Changing drives is easy under DOS. Just type the drive letter followed by a colon (:) on the command line, and DOS will change to that working drive. For example, on my QEMU system, I set my D: drive to a shared directory in my Linux home directory, where I keep installers for various DOS applications and games I want to test.

Changing to the D: drive

Be careful that you don’t try to change to a drive that doesn’t exist. DOS may set the working drive, but if you try to do anything there you’ll get the somewhat infamous “Abort, Retry, Fail” DOS error message.

Abort, Retry, Fail on a drive that doesn't exist

Other things to try

With the CD and DIR commands, you have the basics of DOS navigation. These commands allow you to find your way around DOS directories and see what other subdirectories and files exist.
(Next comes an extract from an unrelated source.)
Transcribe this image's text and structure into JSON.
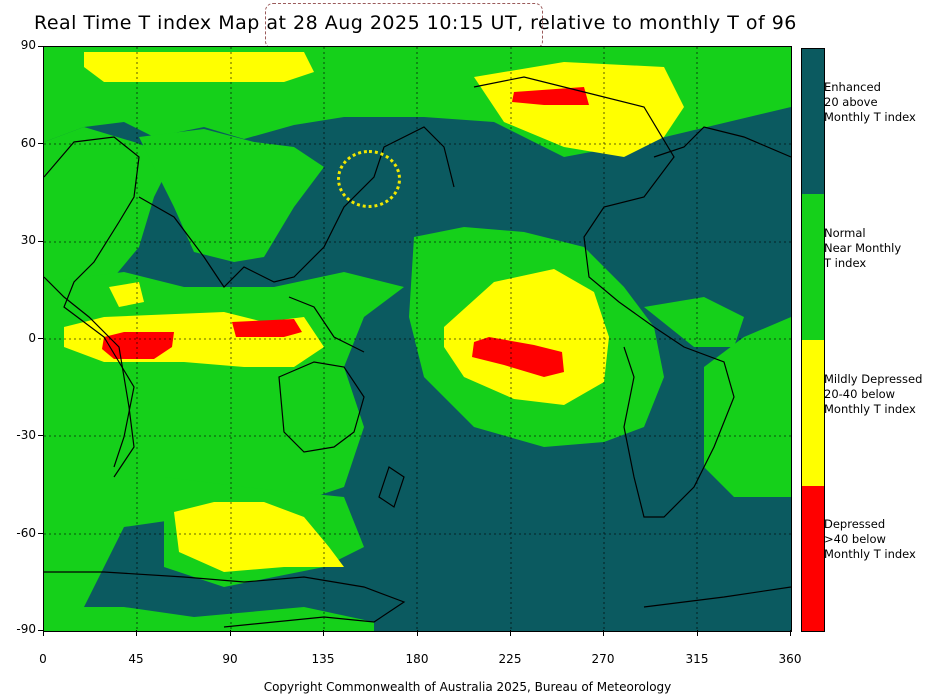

Once you are comfortable with basic navigation, you might also try these other basic DOS commands:

  • MKDIR or MD to create new directories
  • RMDIR or RD to remove directories
  • TREE to view a list of directories and subdirectories in a tree-like format
  • TYPE and MORE to display file contents
  • RENAME or REN to rename files
  • DEL or ERASE to delete files
  • EDIT to edit files
  • CLS to clear the screen

If those aren’t enough, you can find a list of all DOS commands on the FreeDOS wiki.

In FreeDOS, you can use the /? parameter to get brief instructions to use each command. For example, EDIT /? will show you the usage and options for the editor. Or you can type HELP to use an interactive help system.

Like any DOS, FreeDOS is meant to be a simple operating system. The DOS filesystem is pretty simple to navigate with only a few basic commands. So fire up a QEMU session, install FreeDOS, and experiment with the DOS command line. Maybe now it won’t seem so scary.